GROTTE

Par: (pas credité)


PARLER AU QUOTIDIEN DU 30 NOVEMBRE 2001


La guerre des grottes, titrait Libération. Ben Laden se cache-t-il vraiment dans une grotte, ou tout ça n’est-il que mise en scène, théâtre et grand guignol ? Peu importe (pour nous, dans cette émission), ce qui nous intéresse davantage, c’est le mot grotte.

Le mot désigne une cavité naturelle, creusée dans le roc, et restée plus ou moins brute. Il ne s’agit donc pas d’habitation troglodyte, c’est à dire creusée exprès dans le roc…
Mais, nous avons un synonyme de grotte : c’est caverne. Alors quelle différence ? Pratiquement uniquement des différences d’usage. Une grotte et une caverne c’est à peu près la même chose, mais les mots n’apparaissent pas dans les mêmes expressions.

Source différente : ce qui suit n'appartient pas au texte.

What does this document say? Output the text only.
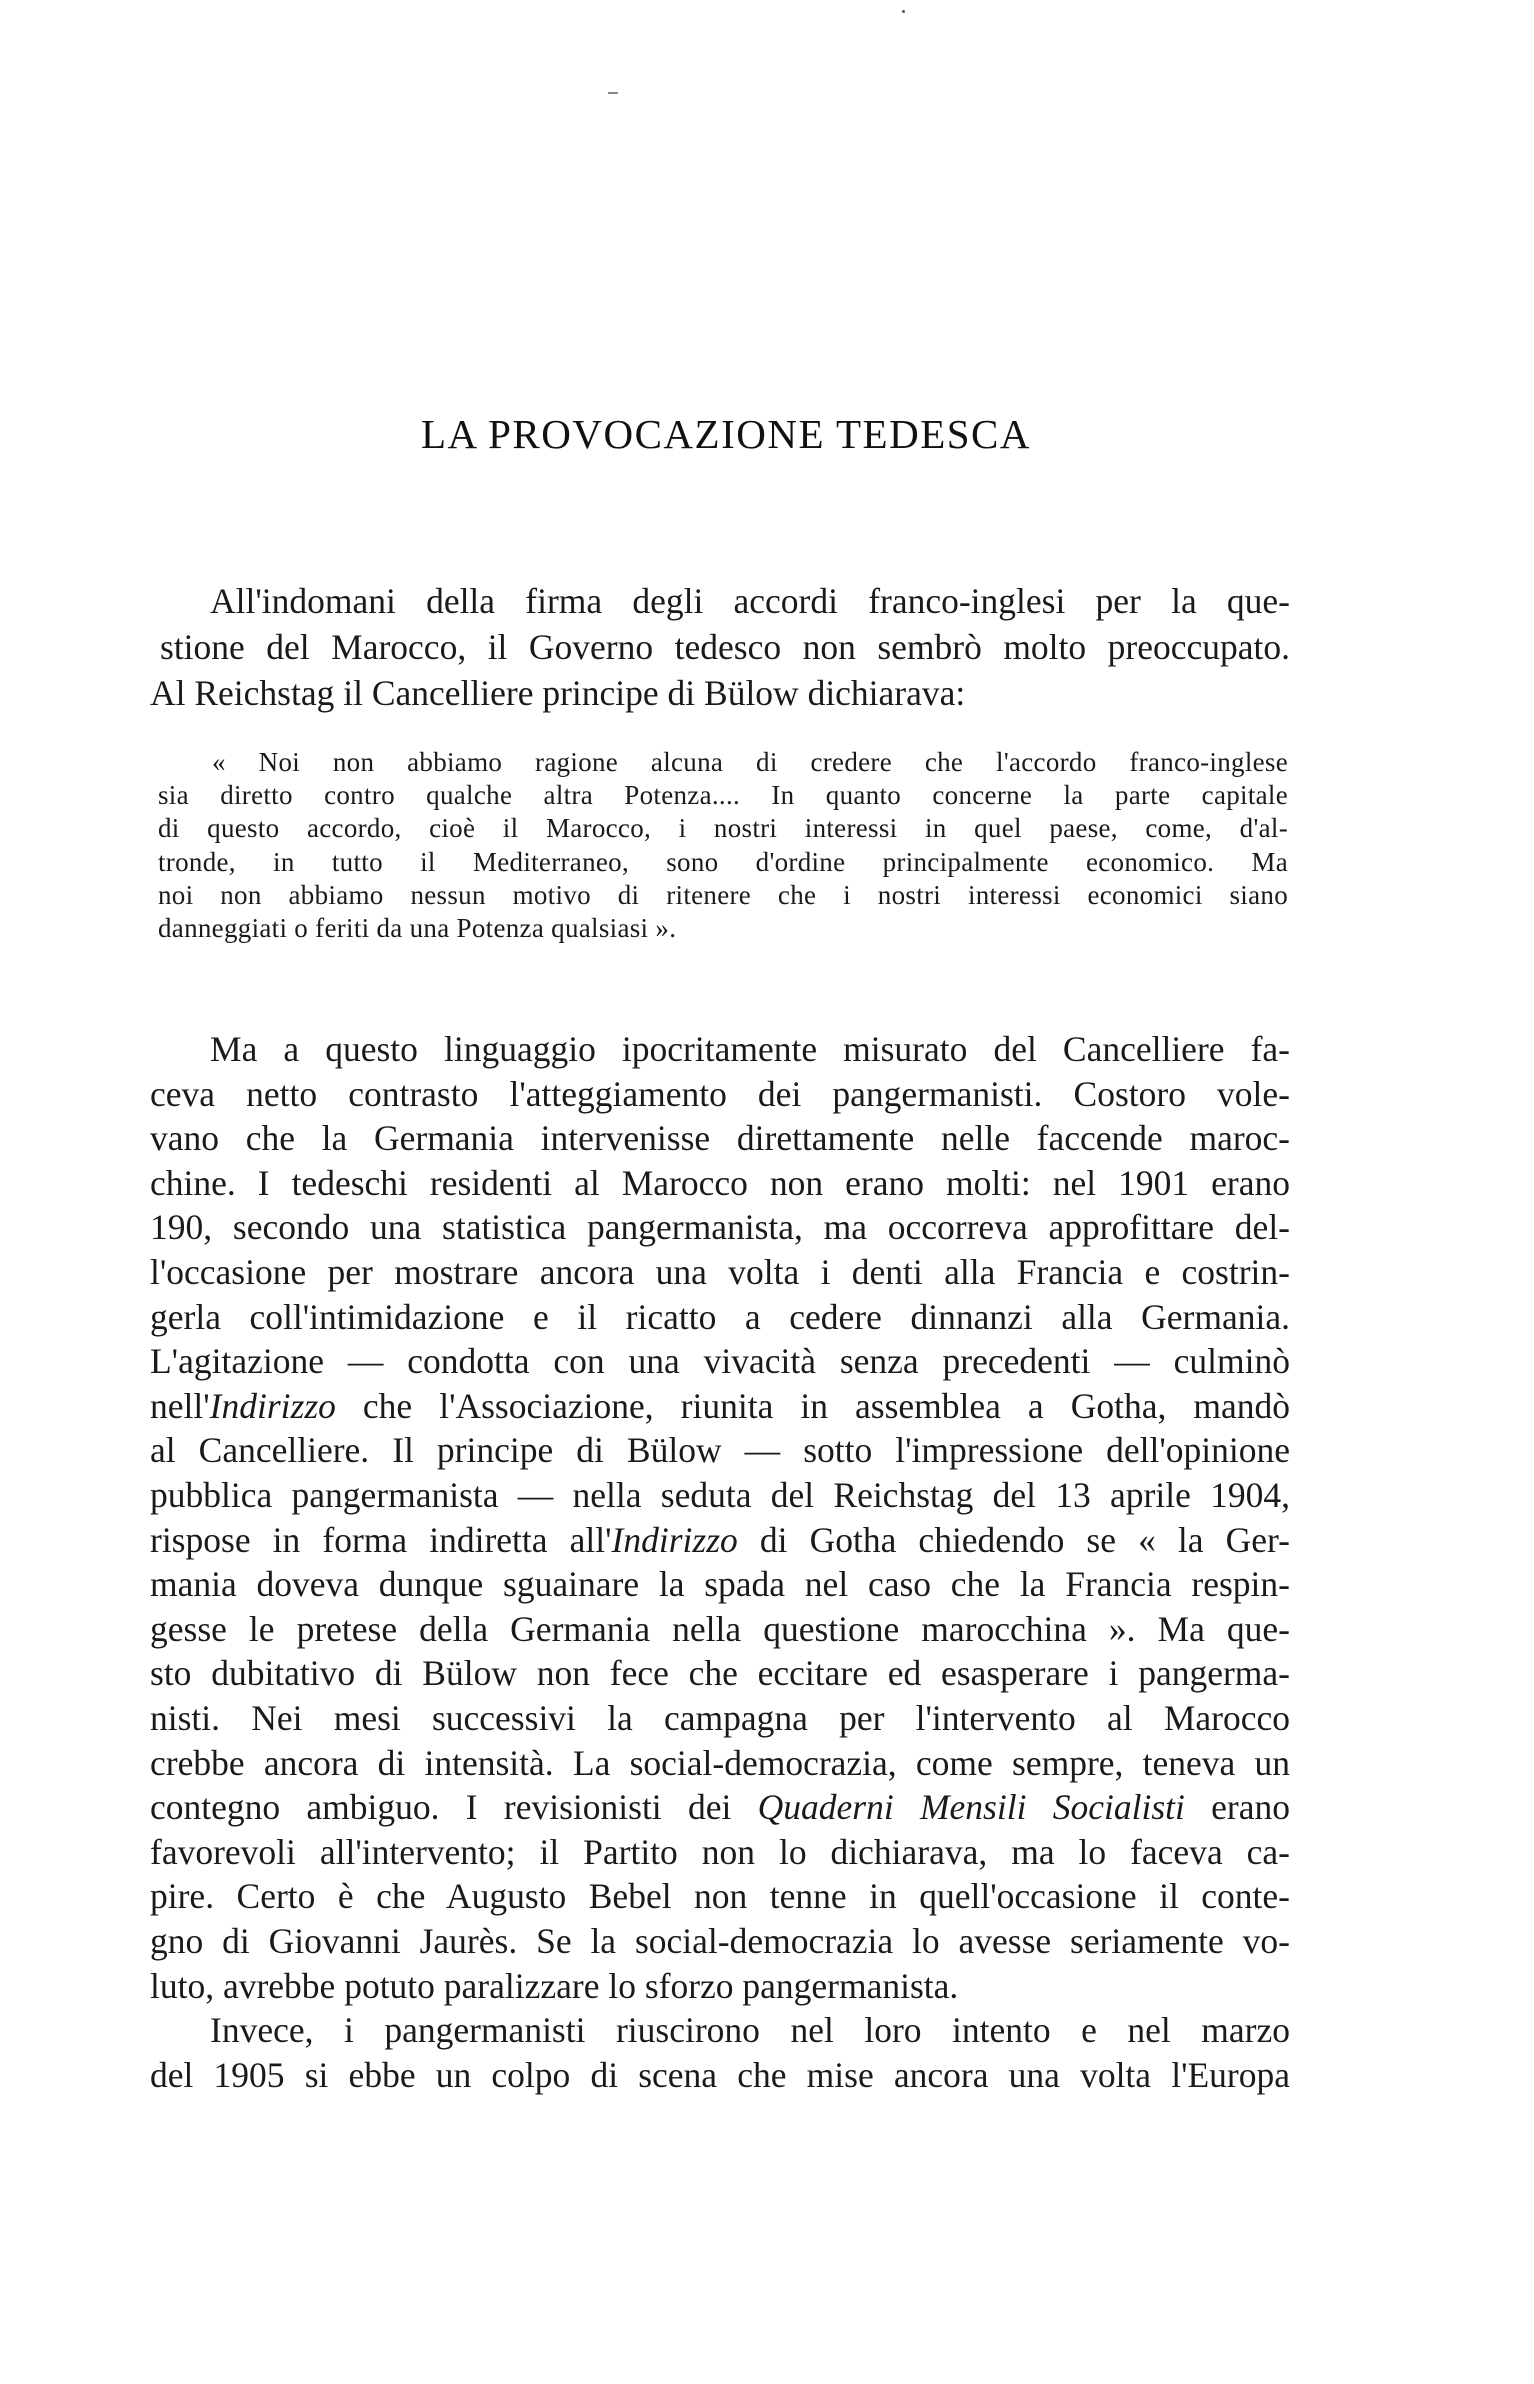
LA PROVOCAZIONE TEDESCA
All'indomani della firma degli accordi franco-inglesi per la que-
stione del Marocco, il Governo tedesco non sembrò molto preoccupato.
Al Reichstag il Cancelliere principe di Bülow dichiarava:
« Noi non abbiamo ragione alcuna di credere che l'accordo franco-inglese
sia diretto contro qualche altra Potenza.... In quanto concerne la parte capitale
di questo accordo, cioè il Marocco, i nostri interessi in quel paese, come, d'al-
tronde, in tutto il Mediterraneo, sono d'ordine principalmente economico. Ma
noi non abbiamo nessun motivo di ritenere che i nostri interessi economici siano
danneggiati o feriti da una Potenza qualsiasi ».
Ma a questo linguaggio ipocritamente misurato del Cancelliere fa-
ceva netto contrasto l'atteggiamento dei pangermanisti. Costoro vole-
vano che la Germania intervenisse direttamente nelle faccende maroc-
chine. I tedeschi residenti al Marocco non erano molti: nel 1901 erano
190, secondo una statistica pangermanista, ma occorreva approfittare del-
l'occasione per mostrare ancora una volta i denti alla Francia e costrin-
gerla coll'intimidazione e il ricatto a cedere dinnanzi alla Germania.
L'agitazione — condotta con una vivacità senza precedenti — culminò
nell'Indirizzo che l'Associazione, riunita in assemblea a Gotha, mandò
al Cancelliere. Il principe di Bülow — sotto l'impressione dell'opinione
pubblica pangermanista — nella seduta del Reichstag del 13 aprile 1904,
rispose in forma indiretta all'Indirizzo di Gotha chiedendo se « la Ger-
mania doveva dunque sguainare la spada nel caso che la Francia respin-
gesse le pretese della Germania nella questione marocchina ». Ma que-
sto dubitativo di Bülow non fece che eccitare ed esasperare i pangerma-
nisti. Nei mesi successivi la campagna per l'intervento al Marocco
crebbe ancora di intensità. La social-democrazia, come sempre, teneva un
contegno ambiguo. I revisionisti dei Quaderni Mensili Socialisti erano
favorevoli all'intervento; il Partito non lo dichiarava, ma lo faceva ca-
pire. Certo è che Augusto Bebel non tenne in quell'occasione il conte-
gno di Giovanni Jaurès. Se la social-democrazia lo avesse seriamente vo-
luto, avrebbe potuto paralizzare lo sforzo pangermanista.
Invece, i pangermanisti riuscirono nel loro intento e nel marzo
del 1905 si ebbe un colpo di scena che mise ancora una volta l'Europa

En ce qui concerne la préhistoire, on parle des hommes des cavernes. L’expression évidemment n’est pas bien scientifique : c’est du parler familier. Mais on peut noter qu’on ne parle pas d’ « hommes des grottes » pour désigner nos ancêtres qui, croit-on, vivaient dans ces cavernes à moins qu’ils n’y vinssent juste se recueillir, prier et dessiner des bisons. Ce qui est vraiment étonnant, c’est qu’on parle d’hommes des cavernes mais de la grotte de Lascaux. Pas de la caverne de Lascaux. Y a-t-il une raison ? Peut-être que la caverne est imaginée comme lieu plus petit, rapidement cul-de-sac. Mais la caverne d’Ali-Baba n’est pas si minuscule, et pourtant, le mot traditionnellement n’est pas traduit par grotte. Et l'expression passe même dans la langue figurée : Ici, c’est une véritable caverne d’Ali-Baba. (Méfions-nous de ne pas confondre avec la caserne).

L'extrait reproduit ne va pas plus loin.